L’eterna musa – L’universo femminile tra ‘800 e’ 900 al Centro Matteucci per l’arte Moderna di Viareggio
Sede espositiva forse di non grandissimo richiamo, riesce comunque a
riservare piacevoli sorprese come ad esempio questa rassegna le cui
40 opere, provenienti da collezioni private, erano inedite o comunque
ben poco viste.
Peccato per gli
orari di apertura, piuttosto ridotti e non comodissimi per chi
provenga da fuori Viareggio. Ben vengano comunque iniziative di
ampliamento dell’offerta espositiva di qualità.
Accanto a nomi ben
conosciuti ve ne erano di meno noti. Per esempio Zandomeneghi
presentava un filamentoso ritratto di una fanciulletta, La
guardiana di tacchini, il cui grembiule bianco pare intrappolare
nel proprio tessuto la luce solare, una distesa candida interrotta
solo dalla matassa di filo scuro.
Tecnica molto più accademica per il più oscuro Filadelfo Simi e la
sua Bice con le rose, che comunica una femminilità pacata e
rassicurante nella solidità di impianto del ritratto. Lo stesso
artista presenta un tipo simile, ma più malinconico o forse a
disagio, nel Costume umbro essendo la popolana sicuramente non
avvezza a posare come modella.
Scenetta domestica di facile presa nelle Ore d’ozio – Il micio
sulla biancheria di Giacomo Favretto, con la giovane donna che
scherzosamente contende il filo ad un gatto dispettoso.
È suggerita dal corpetto slacciato sul seno che ha probabilmente
appena allattato la Maternità di Domenico Induno.
Altra scena di genere con Francesco Gioli, Alla messa del
1872, tre giovani donne intente più a spettegolare che a seguire la
funzione mentre si staglia con forza contro lo sfondo la figura della
Fanciulla che dà da mangiare ad un’anatra di Cristiano
Banti. Gradevole la nota di azzurro della gonna ripresa
dall’orecchino che risalta contro la candida guancia.

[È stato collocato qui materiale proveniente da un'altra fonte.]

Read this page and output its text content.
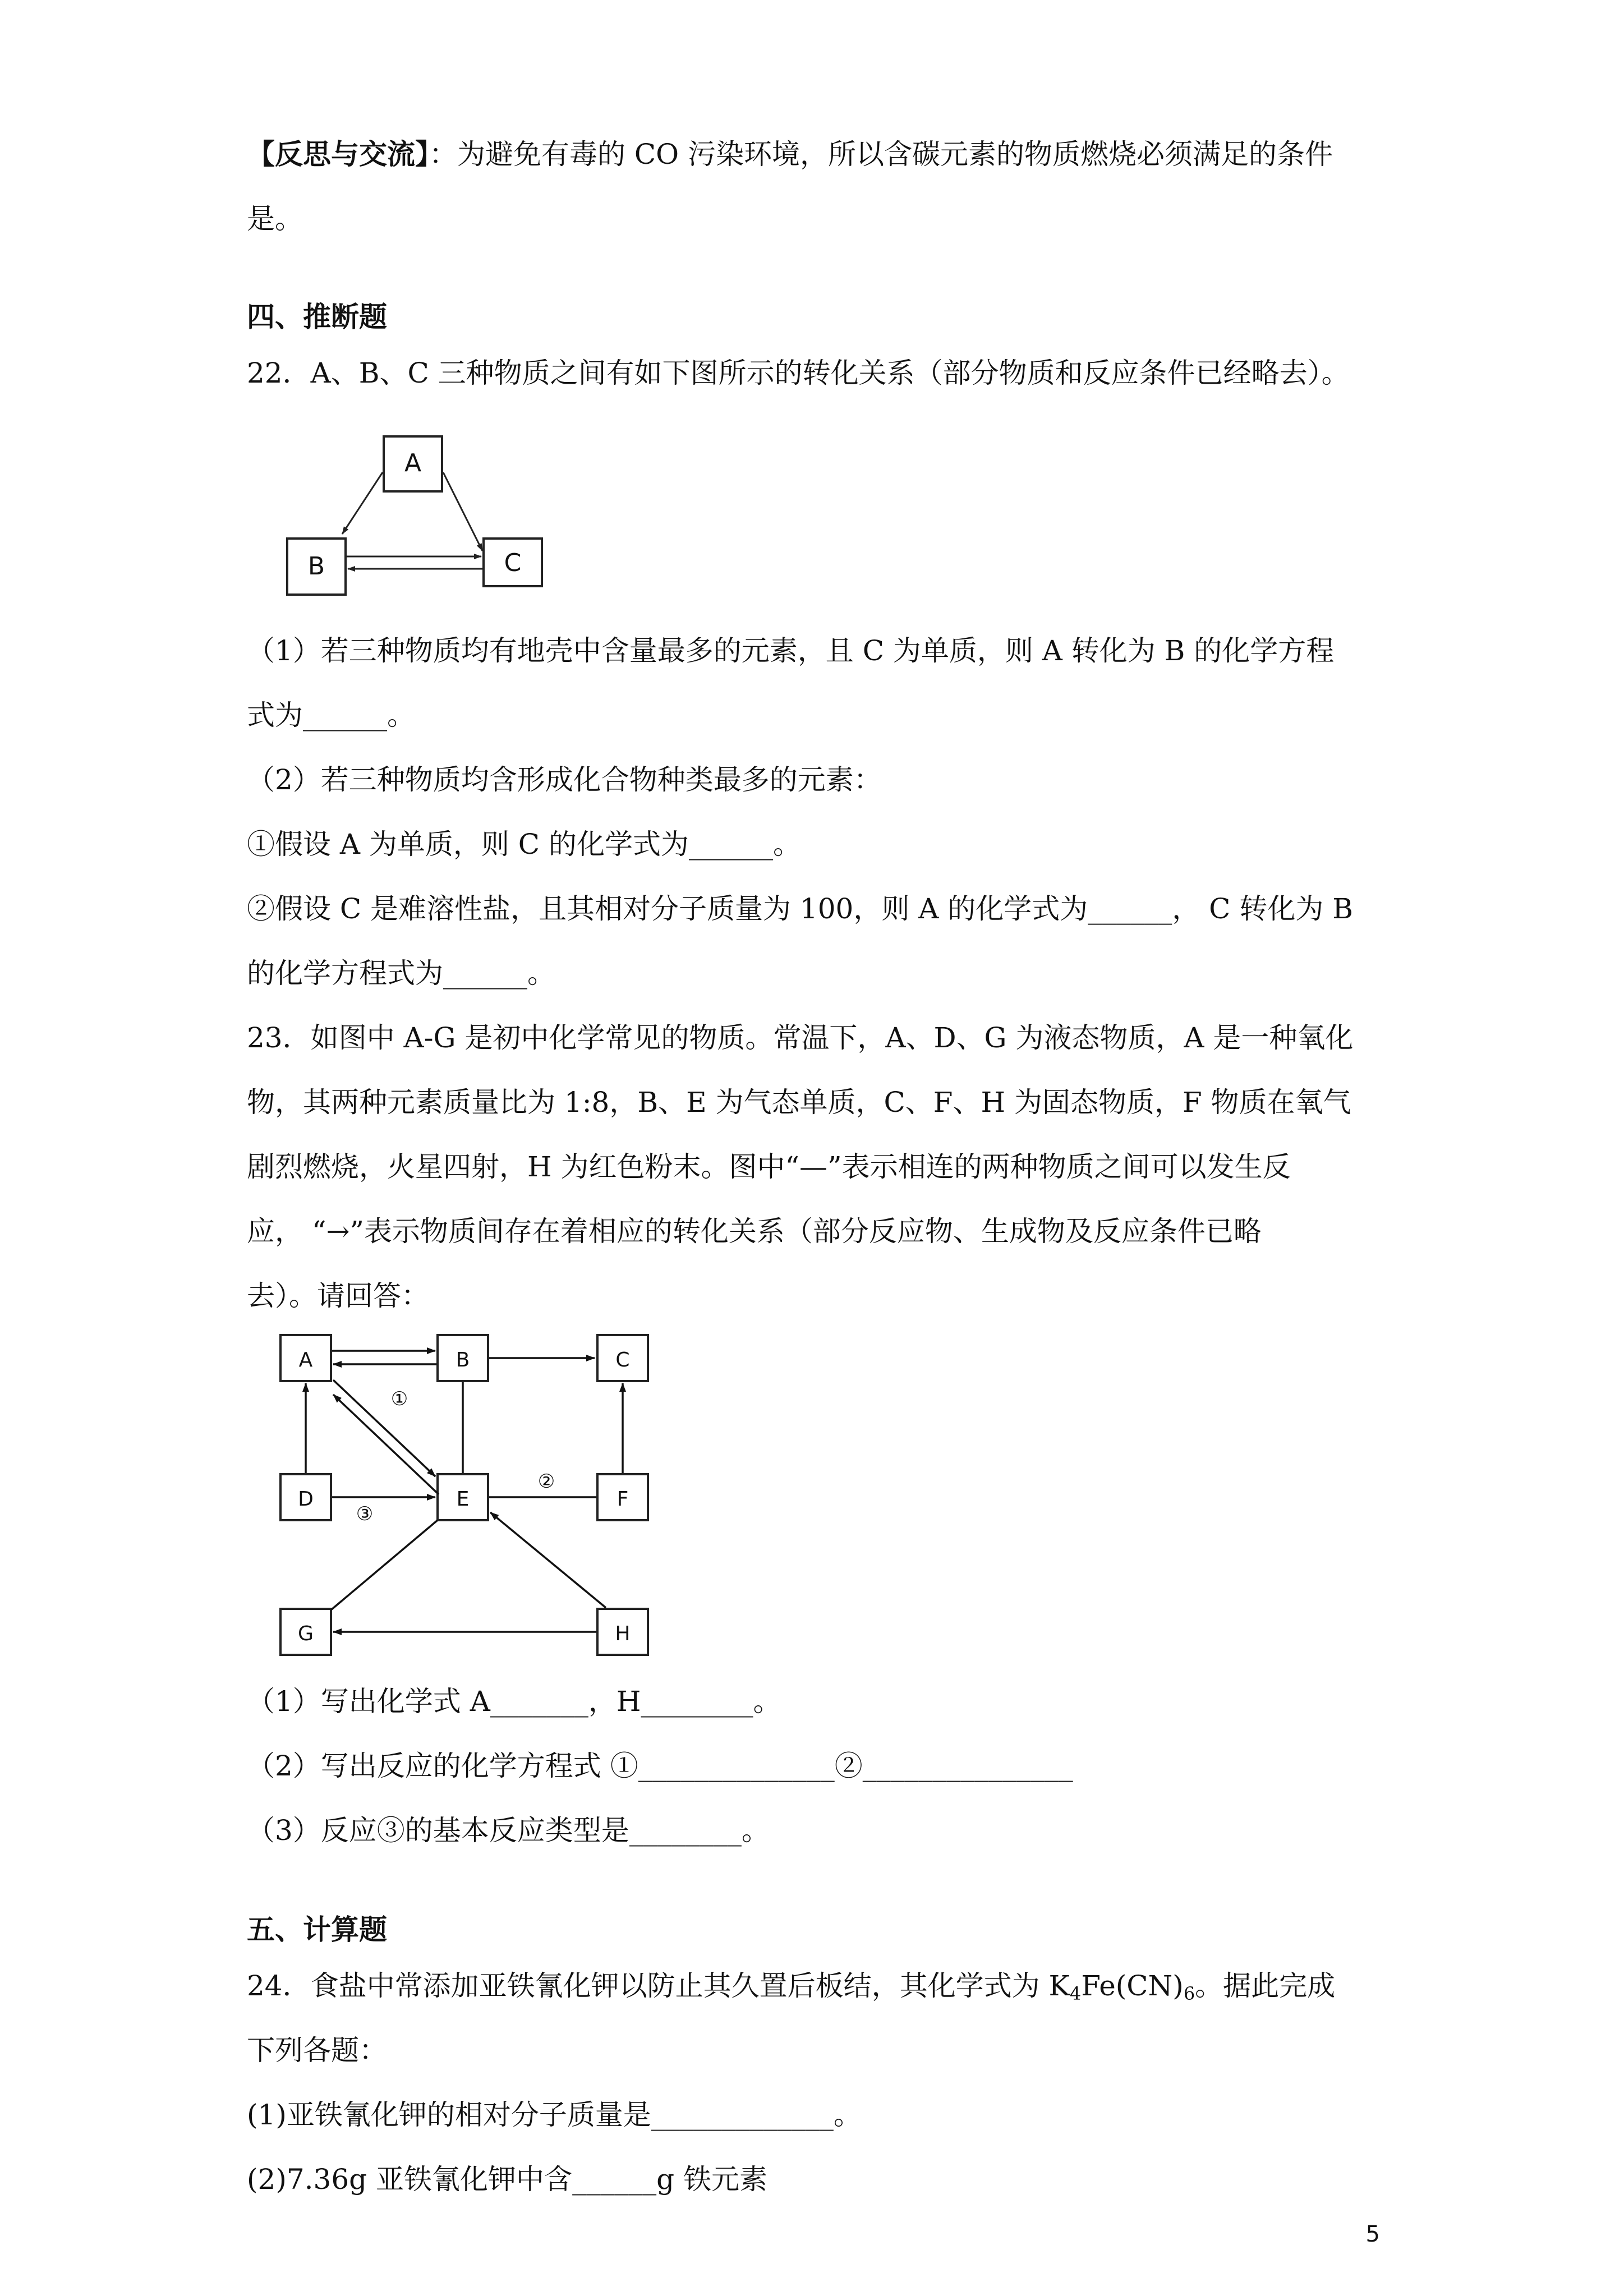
【反思与交流】：为避免有毒的 CO 污染环境，所以含碳元素的物质燃烧必须满足的条件
是。
四、推断题
22．A、B、C 三种物质之间有如下图所示的转化关系（部分物质和反应条件已经略去）。
A
B	C
（1）若三种物质均有地壳中含量最多的元素，且 C 为单质，则 A 转化为 B 的化学方程
式为______。
（2）若三种物质均含形成化合物种类最多的元素：
①假设 A 为单质，则 C 的化学式为______。
②假设 C 是难溶性盐，且其相对分子质量为 100，则 A 的化学式为______， C 转化为 B
的化学方程式为______。
23．如图中 A-G 是初中化学常见的物质。常温下，A、D、G 为液态物质，A 是一种氧化
物，其两种元素质量比为 1:8，B、E 为气态单质，C、F、H 为固态物质，F 物质在氧气
剧烈燃烧，火星四射，H 为红色粉末。图中“—”表示相连的两种物质之间可以发生反
应， “→”表示物质间存在着相应的转化关系（部分反应物、生成物及反应条件已略
去）。请回答：
A	B	C
D	E	F
G	H
①
②
③
（1）写出化学式 A_______，H________。
（2）写出反应的化学方程式 ①______________②_______________
（3）反应③的基本反应类型是________。
五、计算题
24．食盐中常添加亚铁氰化钾以防止其久置后板结，其化学式为 $K_4Fe(CN)_6$。据此完成
下列各题：
(1)亚铁氰化钾的相对分子质量是_____________。
(2)7.36g 亚铁氰化钾中含______g 铁元素
5
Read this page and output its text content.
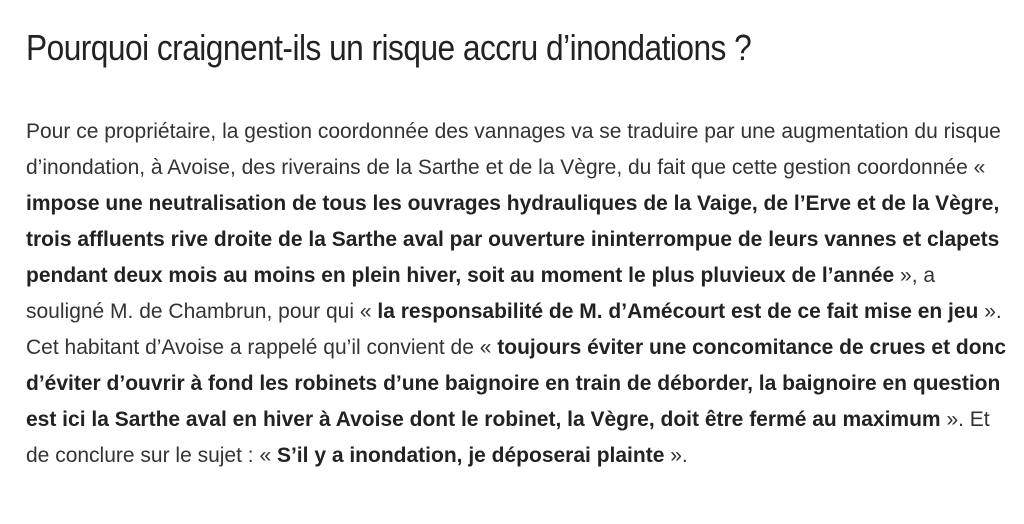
Pourquoi craignent-ils un risque accru d’inondations ?

Pour ce propriétaire, la gestion coordonnée des vannages va se traduire par une augmentation du risque d’inondation, à Avoise, des riverains de la Sarthe et de la Vègre, du fait que cette gestion coordonnée « impose une neutralisation de tous les ouvrages hydrauliques de la Vaige, de l’Erve et de la Vègre, trois affluents rive droite de la Sarthe aval par ouverture ininterrompue de leurs vannes et clapets pendant deux mois au moins en plein hiver, soit au moment le plus pluvieux de l’année », a souligné M. de Chambrun, pour qui « la responsabilité de M. d’Amécourt est de ce fait mise en jeu ». Cet habitant d’Avoise a rappelé qu’il convient de « toujours éviter une concomitance de crues et donc d’éviter d’ouvrir à fond les robinets d’une baignoire en train de déborder, la baignoire en question est ici la Sarthe aval en hiver à Avoise dont le robinet, la Vègre, doit être fermé au maximum ». Et de conclure sur le sujet : « S’il y a inondation, je déposerai plainte ».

Non cessa di incantarmi Corcos (Anna Belimbau): una distesa di
colori perlacei con la protagonista lievemente decentrata e colta in
movimento.
La martire di Giovanni Colacicchi (1947) dovrebbe essere una
martire laica, simbolo degli orrori della guerra appena trascorsa: la
bellezza della giovane donna e il suo gesto di liberazione dalle funi
che la imprigionavano potrebbero significare che a dispetto di azioni
tanto deprecabili gli ideali più alti di cui l’umanità è capace
non vengono cancellati.
La Figura dalla chitarra di Mario Sironi presenta uno spiccato
richiamo alle Demoiselles d’Avignon di Picasso nel
volto del nudo, inquietante come il Nudo con tenda rossa di
Casorati.
Autocitazione sempre di Casorati nel Nudo nel paesaggio con la
figura che riprende quella del suo celeberrimo Meriggio.
Simbolo della mostra
la Donna dalla cintura rossa di Virgilio Guidi ben strutturata
nelle forme geometriche richiamate nella composizione.